TVC (Torrent Variant Caller) gives a deamination metric (essentially, sum of T>C and G>A variants over all variants called), and for our samples, the highest value seen is ~0.92. Naively postprocessing the variants show that for these samples, C>T/T>C transitions ( [1]: https://ibb.co/KjPkkT3) overwhelm the remaining variants among my samples.

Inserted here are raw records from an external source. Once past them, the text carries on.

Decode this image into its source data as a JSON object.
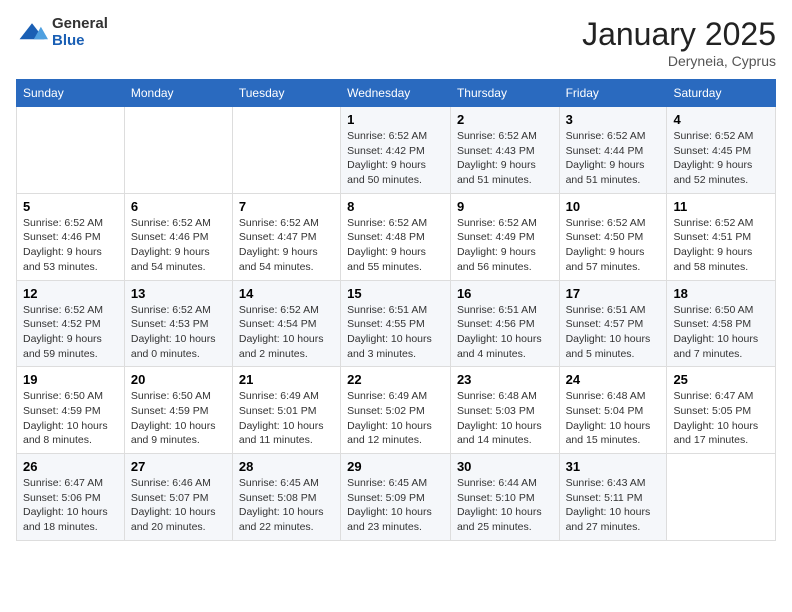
{
  "logo": {
    "general": "General",
    "blue": "Blue"
  },
  "title": "January 2025",
  "subtitle": "Deryneia, Cyprus",
  "days_of_week": [
    "Sunday",
    "Monday",
    "Tuesday",
    "Wednesday",
    "Thursday",
    "Friday",
    "Saturday"
  ],
  "weeks": [
    [
      {
        "num": "",
        "info": ""
      },
      {
        "num": "",
        "info": ""
      },
      {
        "num": "",
        "info": ""
      },
      {
        "num": "1",
        "info": "Sunrise: 6:52 AM\nSunset: 4:42 PM\nDaylight: 9 hours\nand 50 minutes."
      },
      {
        "num": "2",
        "info": "Sunrise: 6:52 AM\nSunset: 4:43 PM\nDaylight: 9 hours\nand 51 minutes."
      },
      {
        "num": "3",
        "info": "Sunrise: 6:52 AM\nSunset: 4:44 PM\nDaylight: 9 hours\nand 51 minutes."
      },
      {
        "num": "4",
        "info": "Sunrise: 6:52 AM\nSunset: 4:45 PM\nDaylight: 9 hours\nand 52 minutes."
      }
    ],
    [
      {
        "num": "5",
        "info": "Sunrise: 6:52 AM\nSunset: 4:46 PM\nDaylight: 9 hours\nand 53 minutes."
      },
      {
        "num": "6",
        "info": "Sunrise: 6:52 AM\nSunset: 4:46 PM\nDaylight: 9 hours\nand 54 minutes."
      },
      {
        "num": "7",
        "info": "Sunrise: 6:52 AM\nSunset: 4:47 PM\nDaylight: 9 hours\nand 54 minutes."
      },
      {
        "num": "8",
        "info": "Sunrise: 6:52 AM\nSunset: 4:48 PM\nDaylight: 9 hours\nand 55 minutes."
      },
      {
        "num": "9",
        "info": "Sunrise: 6:52 AM\nSunset: 4:49 PM\nDaylight: 9 hours\nand 56 minutes."
      },
      {
        "num": "10",
        "info": "Sunrise: 6:52 AM\nSunset: 4:50 PM\nDaylight: 9 hours\nand 57 minutes."
      },
      {
        "num": "11",
        "info": "Sunrise: 6:52 AM\nSunset: 4:51 PM\nDaylight: 9 hours\nand 58 minutes."
      }
    ],
    [
      {
        "num": "12",
        "info": "Sunrise: 6:52 AM\nSunset: 4:52 PM\nDaylight: 9 hours\nand 59 minutes."
      },
      {
        "num": "13",
        "info": "Sunrise: 6:52 AM\nSunset: 4:53 PM\nDaylight: 10 hours\nand 0 minutes."
      },
      {
        "num": "14",
        "info": "Sunrise: 6:52 AM\nSunset: 4:54 PM\nDaylight: 10 hours\nand 2 minutes."
      },
      {
        "num": "15",
        "info": "Sunrise: 6:51 AM\nSunset: 4:55 PM\nDaylight: 10 hours\nand 3 minutes."
      },
      {
        "num": "16",
        "info": "Sunrise: 6:51 AM\nSunset: 4:56 PM\nDaylight: 10 hours\nand 4 minutes."
      },
      {
        "num": "17",
        "info": "Sunrise: 6:51 AM\nSunset: 4:57 PM\nDaylight: 10 hours\nand 5 minutes."
      },
      {
        "num": "18",
        "info": "Sunrise: 6:50 AM\nSunset: 4:58 PM\nDaylight: 10 hours\nand 7 minutes."
      }
    ],
    [
      {
        "num": "19",
        "info": "Sunrise: 6:50 AM\nSunset: 4:59 PM\nDaylight: 10 hours\nand 8 minutes."
      },
      {
        "num": "20",
        "info": "Sunrise: 6:50 AM\nSunset: 4:59 PM\nDaylight: 10 hours\nand 9 minutes."
      },
      {
        "num": "21",
        "info": "Sunrise: 6:49 AM\nSunset: 5:01 PM\nDaylight: 10 hours\nand 11 minutes."
      },
      {
        "num": "22",
        "info": "Sunrise: 6:49 AM\nSunset: 5:02 PM\nDaylight: 10 hours\nand 12 minutes."
      },
      {
        "num": "23",
        "info": "Sunrise: 6:48 AM\nSunset: 5:03 PM\nDaylight: 10 hours\nand 14 minutes."
      },
      {
        "num": "24",
        "info": "Sunrise: 6:48 AM\nSunset: 5:04 PM\nDaylight: 10 hours\nand 15 minutes."
      },
      {
        "num": "25",
        "info": "Sunrise: 6:47 AM\nSunset: 5:05 PM\nDaylight: 10 hours\nand 17 minutes."
      }
    ],
    [
      {
        "num": "26",
        "info": "Sunrise: 6:47 AM\nSunset: 5:06 PM\nDaylight: 10 hours\nand 18 minutes."
      },
      {
        "num": "27",
        "info": "Sunrise: 6:46 AM\nSunset: 5:07 PM\nDaylight: 10 hours\nand 20 minutes."
      },
      {
        "num": "28",
        "info": "Sunrise: 6:45 AM\nSunset: 5:08 PM\nDaylight: 10 hours\nand 22 minutes."
      },
      {
        "num": "29",
        "info": "Sunrise: 6:45 AM\nSunset: 5:09 PM\nDaylight: 10 hours\nand 23 minutes."
      },
      {
        "num": "30",
        "info": "Sunrise: 6:44 AM\nSunset: 5:10 PM\nDaylight: 10 hours\nand 25 minutes."
      },
      {
        "num": "31",
        "info": "Sunrise: 6:43 AM\nSunset: 5:11 PM\nDaylight: 10 hours\nand 27 minutes."
      },
      {
        "num": "",
        "info": ""
      }
    ]
  ]
}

My question is this, given the IonTorrent variant calling pipeline (sequencing > BAM file > TVC > VCF file with deamination statistic), is there:
a) a way of correcting the output VCF, or b) a set of filters to use in bcftools,
to reduce this effect on the samples?
My use case is this: these are medical samples, which have been inspected by a pathologist (hence the FFPE treatment), and I want to determine which variants are predictive* of outcome, hence I have two potentially contradictory goals: reduce false positives and capture the rarer variants which may hold predictive power.
how bad would it be to restrict the analysis to transversions?
That's one possible strategy, though this could throw out lots of important information with regards to the clinical outcomes. The other strategy that I'm playing with is to cluster the called variants on quality and on allele fraction. [C>T] and [G>A] transitions due to the DNA damage are likely to be randomly located throughout the DNA, so the reads with these transitions won't pile up as much as true mutations, and hence have low quality and a low percentage occurrence. If this is true, then [C>T] and [G>A] transitions due to deamination of the original DNA may form a cluster separate to the true positive mutations, enabling a filter. I just need to aggregate all my data together and analyse the stats to see if this second strategy could work.
can I ask you, could you plot the damage? Also, could you post a bit of the data somewhere and msg me, I have never had my hands on IonTorrent aDNA before.